Monday, Oct. 24, 1960

Laymen's Verdict

The state with the strongest law holding a manufacturer responsible for the purity of its products is Louisiana. To San Francisco Lawyer Melvin ("The King of Torts") Belli, who has made a career out of damage suits, Louisiana seemed the ideal place to establish a legal precedent that tobacco companies can be held liable for death from lung cancer.*

Belli's plaintiff was Mrs. Victoria St. Pierre Lartique, who wept as the defense attorney described her late husband as "a human chimney"; she testified that he smoked so much that she had to get out of the house to breathe. From the age of nine he smoked two to five packs of cigarettes a day. His brands: King Bee and Picayunes (both made by Liggett & Myers) and Camels (R. J. Reynolds). Lartique died five years ago at 65 of lung cancer.

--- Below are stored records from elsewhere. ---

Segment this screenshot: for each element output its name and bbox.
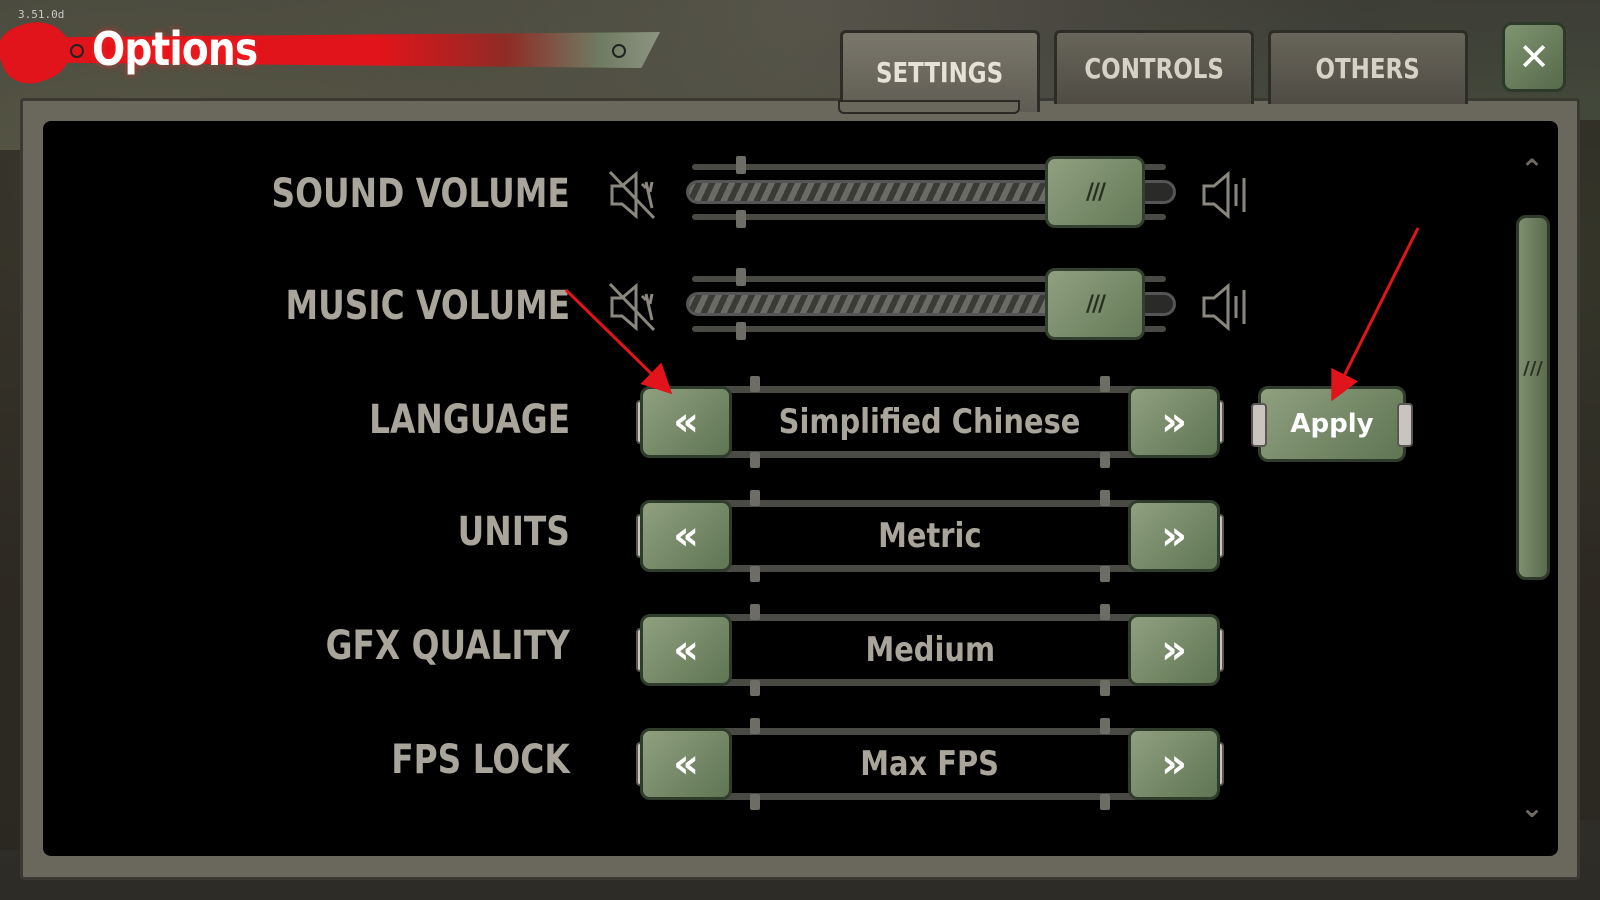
chevron-double-right-icon: »: [1161, 399, 1187, 445]
fps-lock-next-button[interactable]: »: [1128, 728, 1220, 800]
speaker-loud-icon[interactable]: [1198, 280, 1252, 334]
chevron-down-icon: ⌄: [1520, 791, 1544, 824]
gfx-quality-value: Medium: [865, 630, 995, 670]
scroll-down-button[interactable]: ⌄: [1514, 790, 1550, 826]
music-volume-label: MUSIC VOLUME: [285, 283, 570, 329]
chevron-double-right-icon: »: [1161, 513, 1187, 559]
active-tab-indicator: [838, 100, 1020, 114]
fps-lock-selector: « Max FPS »: [636, 718, 1224, 810]
gfx-quality-prev-button[interactable]: «: [640, 614, 732, 686]
chevron-double-left-icon: «: [673, 741, 699, 787]
units-selector: « Metric »: [636, 490, 1224, 582]
apply-button[interactable]: Apply: [1251, 386, 1413, 462]
fps-lock-prev-button[interactable]: «: [640, 728, 732, 800]
scroll-up-button[interactable]: ⌃: [1514, 152, 1550, 188]
banner-ring-decoration: [70, 44, 84, 58]
close-icon: ✕: [1518, 35, 1550, 79]
language-next-button[interactable]: »: [1128, 386, 1220, 458]
chevron-double-right-icon: »: [1161, 741, 1187, 787]
speaker-loud-icon[interactable]: [1198, 168, 1252, 222]
gfx-quality-selector: « Medium »: [636, 604, 1224, 696]
fps-lock-label: FPS LOCK: [391, 737, 570, 783]
gfx-quality-label: GFX QUALITY: [325, 623, 570, 669]
music-volume-slider[interactable]: ///: [686, 268, 1176, 340]
close-button[interactable]: ✕: [1502, 22, 1566, 92]
language-prev-button[interactable]: «: [640, 386, 732, 458]
tab-settings-label: SETTINGS: [876, 56, 1004, 89]
tab-controls-label: CONTROLS: [1084, 52, 1224, 85]
units-next-button[interactable]: »: [1128, 500, 1220, 572]
sound-volume-slider[interactable]: ///: [686, 156, 1176, 228]
language-label: LANGUAGE: [368, 397, 570, 443]
fps-lock-value: Max FPS: [860, 744, 1000, 784]
language-selector: « Simplified Chinese »: [636, 376, 1224, 468]
units-label: UNITS: [457, 509, 570, 555]
chevron-double-left-icon: «: [673, 627, 699, 673]
sound-volume-label: SOUND VOLUME: [271, 171, 570, 217]
scrollbar-thumb[interactable]: ///: [1516, 215, 1550, 580]
sound-volume-thumb[interactable]: ///: [1045, 156, 1145, 228]
chevron-up-icon: ⌃: [1520, 153, 1544, 186]
chevron-double-right-icon: »: [1161, 627, 1187, 673]
music-volume-fill: [689, 295, 1098, 313]
language-value: Simplified Chinese: [779, 402, 1081, 442]
apply-button-label: Apply: [1290, 409, 1374, 439]
banner-ring-decoration: [612, 44, 626, 58]
chevron-double-left-icon: «: [673, 513, 699, 559]
speaker-muted-icon[interactable]: [606, 280, 660, 334]
music-volume-thumb[interactable]: ///: [1045, 268, 1145, 340]
tab-controls[interactable]: CONTROLS: [1054, 30, 1254, 104]
version-label: 3.51.0d: [18, 8, 65, 21]
units-value: Metric: [878, 516, 982, 556]
speaker-muted-icon[interactable]: [606, 168, 660, 222]
page-title: Options: [92, 22, 258, 76]
grip-icon: ///: [1523, 358, 1543, 379]
tab-others-label: OTHERS: [1315, 52, 1421, 85]
units-prev-button[interactable]: «: [640, 500, 732, 572]
gfx-quality-next-button[interactable]: »: [1128, 614, 1220, 686]
sound-volume-fill: [689, 183, 1098, 201]
chevron-double-left-icon: «: [673, 399, 699, 445]
tab-others[interactable]: OTHERS: [1268, 30, 1468, 104]
title-banner: 3.51.0d Options: [0, 8, 660, 93]
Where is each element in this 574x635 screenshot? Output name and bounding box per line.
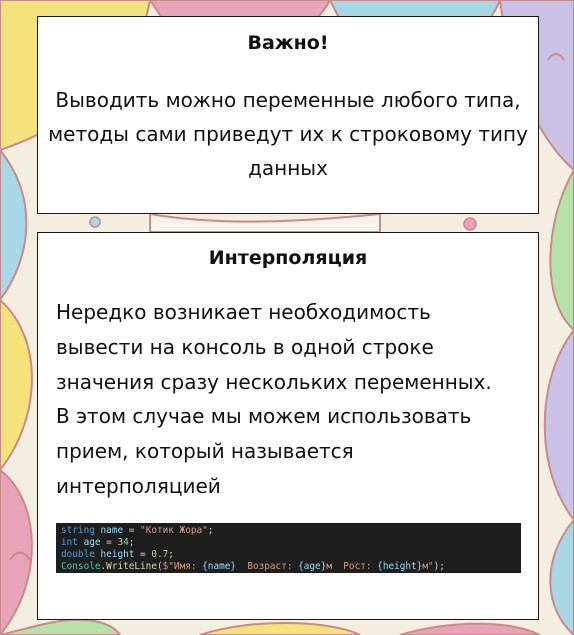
- code-line-4: Console.WriteLine($"Имя: {name} Возраст:…: [61, 561, 445, 572]
- interpolation-card: Интерполяция Нередко возникает необходим…: [37, 232, 539, 620]
- important-note-card: Важно! Выводить можно переменные любого …: [37, 16, 539, 214]
- code-line-3: double height = 0.7;: [61, 549, 174, 560]
- interpolation-title: Интерполяция: [208, 247, 368, 269]
- important-note-title: Важно!: [247, 32, 329, 54]
- code-line-2: int age = 34;: [61, 537, 135, 548]
- important-note-text: Выводить можно переменные любого типа, м…: [48, 88, 528, 180]
- code-snippet: string name = "Котик Жора"; int age = 34;…: [56, 523, 521, 573]
- code-line-1: string name = "Котик Жора";: [61, 525, 214, 536]
- interpolation-text: Нередко возникает необходимость вывести …: [56, 300, 492, 498]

Star witness for Belli was famed New Orleans Surgeon Alton Ochsner, one of the most outspoken of all doctors in his conviction that smoking causes cancer. Said Ochsner: "I have yet to see the physician who will not admit that tobacco causes cancer except the doctors employed by the tobacco companies and the doctor who is addicted." Ochsner said he had examined the autopsy material on Lartique and was positive he had died of lung cancer induced by excessive smoking.

For the defense, Dr. Harry S. N. Greene, professor of pathology at Yale University's medical school, testified that the case against smoking has not been proved. He said he smokes, even when he has a chest cold, because it brings on a "productive cough" that eases the pain in his chest. Dr. Thomas H. Burford, professor of thoracic surgery at St. Louis' Washington University, said that he smokes about a pack and a half of cigarettes a day, but he has no sympathy for the person who cannot stop smoking. Said he: "I do it every month or so just to prove to myself I can."

After listening to 14 days of testimony, the jury, composed of seven smokers and five nonsmokers, deliberated for only two hours and 40 minutes before reaching a verdict. It has not been proved, found the jury, that smoking causes cancer.

*In Florida two months ago, a jury found that the deceased husband of a plaintiff died from cancer caused by smoking, but it refused to hold the company liable.